BY KIERAN O’MAHONY
THE mother of a young man from Enniskeane who was left paralysed following a car accident last year is calling on the HSE to sanction funding for a home care package so he can leave the nursing home where he has spent the past six months, and come home.
It’s been an emotional and harrowing year for only child PJ Coffey and his parents, Eileen and Paddy, following his car accident outside Clonakilty on May 8th last year.
The 21-year-old was travelling in his car with his girlfriend and, while she escaped injuries in the collision, PJ was left with a devastating spinal injury which has left him paralysed.
‘It was a massive shock to go up to CUH that night and be told that he would never walk again and they were very definite about that. It was very hard for all of us to take it in,’ said Eileen, speaking from their home is Lisnacunna.
‘PJ had an operation in the first week while he was in CUH and doctors knew straight away when he was taken from the car that it was a C5 spinal cord injury he had suffered,’ she recalls.
He spent seven weeks in CUH before being transferred to the National Rehabilitation Hospital in Dun Laoghaire where he spent a further six months.
PJ explains: ‘I was getting a lot of physio and occupational therapy up there which was to improve my upper body strength.’
Both PJ and Eileen can’t praise the staff enough at both hospitals who helped them enormously.
‘We were then told that PJ would be discharged in September, but he didn’t come out until December because there was no home care plan in place. It’s still not in place,’ said an anxious Eileen.
PJ is currently living in a special nursing unit in Farranlea in Cork City from Monday to Friday and comes home at the weekend.
While applying for home care help, the family has also set about making their home accessible for PJ which included putting in a downstairs wet room and adapting a downstairs room into a bedroom.
‘We applied for the home care last August and the company that applies on our behalf to the HSE came to visit him several times and they visited our home here to make sure it was suitable for their employees,’ said Eileen.
‘We only got the go-ahead two months ago that the company will take us on but they have to make their costings to the HSE for funding and we are waiting for them to get back to us.’
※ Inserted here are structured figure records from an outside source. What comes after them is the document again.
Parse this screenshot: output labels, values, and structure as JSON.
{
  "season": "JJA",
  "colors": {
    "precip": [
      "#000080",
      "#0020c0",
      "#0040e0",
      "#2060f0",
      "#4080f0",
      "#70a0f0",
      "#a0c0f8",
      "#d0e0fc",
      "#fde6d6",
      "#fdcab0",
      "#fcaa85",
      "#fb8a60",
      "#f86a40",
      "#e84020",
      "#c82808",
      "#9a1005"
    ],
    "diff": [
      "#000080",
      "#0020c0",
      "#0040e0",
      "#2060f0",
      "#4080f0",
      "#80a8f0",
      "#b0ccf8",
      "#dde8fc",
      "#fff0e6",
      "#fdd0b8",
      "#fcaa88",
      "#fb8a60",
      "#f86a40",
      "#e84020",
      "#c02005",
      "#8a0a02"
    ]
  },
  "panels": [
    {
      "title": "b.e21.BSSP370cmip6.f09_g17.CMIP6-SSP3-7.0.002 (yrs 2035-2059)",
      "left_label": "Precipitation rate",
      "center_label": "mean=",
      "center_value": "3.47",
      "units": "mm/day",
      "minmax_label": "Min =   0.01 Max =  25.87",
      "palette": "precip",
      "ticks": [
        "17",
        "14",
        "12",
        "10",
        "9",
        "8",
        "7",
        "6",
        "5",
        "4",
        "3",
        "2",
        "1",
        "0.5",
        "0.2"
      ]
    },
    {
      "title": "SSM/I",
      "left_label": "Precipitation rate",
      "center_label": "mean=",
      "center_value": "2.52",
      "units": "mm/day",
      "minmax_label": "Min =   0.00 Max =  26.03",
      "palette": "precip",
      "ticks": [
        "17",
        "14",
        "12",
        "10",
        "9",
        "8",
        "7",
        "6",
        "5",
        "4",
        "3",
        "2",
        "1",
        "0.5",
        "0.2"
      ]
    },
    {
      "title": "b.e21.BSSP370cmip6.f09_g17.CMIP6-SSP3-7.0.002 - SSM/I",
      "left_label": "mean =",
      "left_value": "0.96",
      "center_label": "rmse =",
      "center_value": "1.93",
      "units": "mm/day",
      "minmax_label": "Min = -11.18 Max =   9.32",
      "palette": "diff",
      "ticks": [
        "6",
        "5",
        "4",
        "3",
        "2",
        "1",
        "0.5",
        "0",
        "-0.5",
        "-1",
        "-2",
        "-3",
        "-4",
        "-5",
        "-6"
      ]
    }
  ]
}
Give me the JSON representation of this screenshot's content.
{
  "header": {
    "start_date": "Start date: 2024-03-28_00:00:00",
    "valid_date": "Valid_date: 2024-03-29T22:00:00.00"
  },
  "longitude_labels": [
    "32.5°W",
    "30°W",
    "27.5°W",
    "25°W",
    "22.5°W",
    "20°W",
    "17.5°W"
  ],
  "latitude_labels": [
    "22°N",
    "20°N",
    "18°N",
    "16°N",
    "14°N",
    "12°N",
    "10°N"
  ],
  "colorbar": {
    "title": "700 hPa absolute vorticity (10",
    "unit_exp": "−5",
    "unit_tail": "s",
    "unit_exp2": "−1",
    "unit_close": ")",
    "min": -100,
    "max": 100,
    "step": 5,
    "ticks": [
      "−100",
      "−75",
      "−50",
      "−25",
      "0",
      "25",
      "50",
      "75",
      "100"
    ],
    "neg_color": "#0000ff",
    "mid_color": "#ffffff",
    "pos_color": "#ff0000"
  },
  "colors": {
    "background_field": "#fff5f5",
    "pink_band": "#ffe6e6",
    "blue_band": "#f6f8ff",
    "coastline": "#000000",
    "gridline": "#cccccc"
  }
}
Eileen feels it could be December by the time PJ gets home care because the funding has to be sanctioned first, then the position needs to advertised and the candidate must then undergo training.
The HSE has allayed recent reported concerns that it has suspended home care hours to new applicants between now and early November to balance the budget for this year but she is still concerned.
She said: ‘We are struggling to keep him here at weekends but he would be going crazy if he couldn’t come home and it’s something that he can look forward to every week. It’s a lot of work that we’re not used to doing and we are not trained as carers so getting home care means he can finally come home and have the expertise help available.
‘It would be cheaper for the HSE to have PJ live at home and have carers in for him rather than have him at the care unit in Farranlea which is costing thousands of euro.’
In tragic circumstances like this, it’s reassuring to know that communities come together to support their neighbours and Eileen and her husband Paddy have nothing but praise for their local community who rallied in their time of need and raised thousands of euro for a fund for PJ by holding numerous fundraising events last summer.
‘The community of Ahiohill-Pedlar’s Cross was amazing in the fundraising work they did for PJ. The turnout last year for the Pedlar’s Cross Vintage Run in aid of PJ was the biggest they ever had and we want to highlight this year’s even which is on Sunday June 23rd,’ said Eileen.
‘We had to buy a van with a hoist to transport him and he has an electric wheelchair too and none of this would have been possible without the generous community support.’
Despite what life has thrown at him, PJ is in a good place and remains positive about his future and he wants to go to agricultural college to get his Green Cert.
‘A lot of people think he’s at home full time and that he is getting on with his life, but that is obviously not the case.
‘We just want him home full-time now so he can continue his education, get a job and continue with the rest of his life.’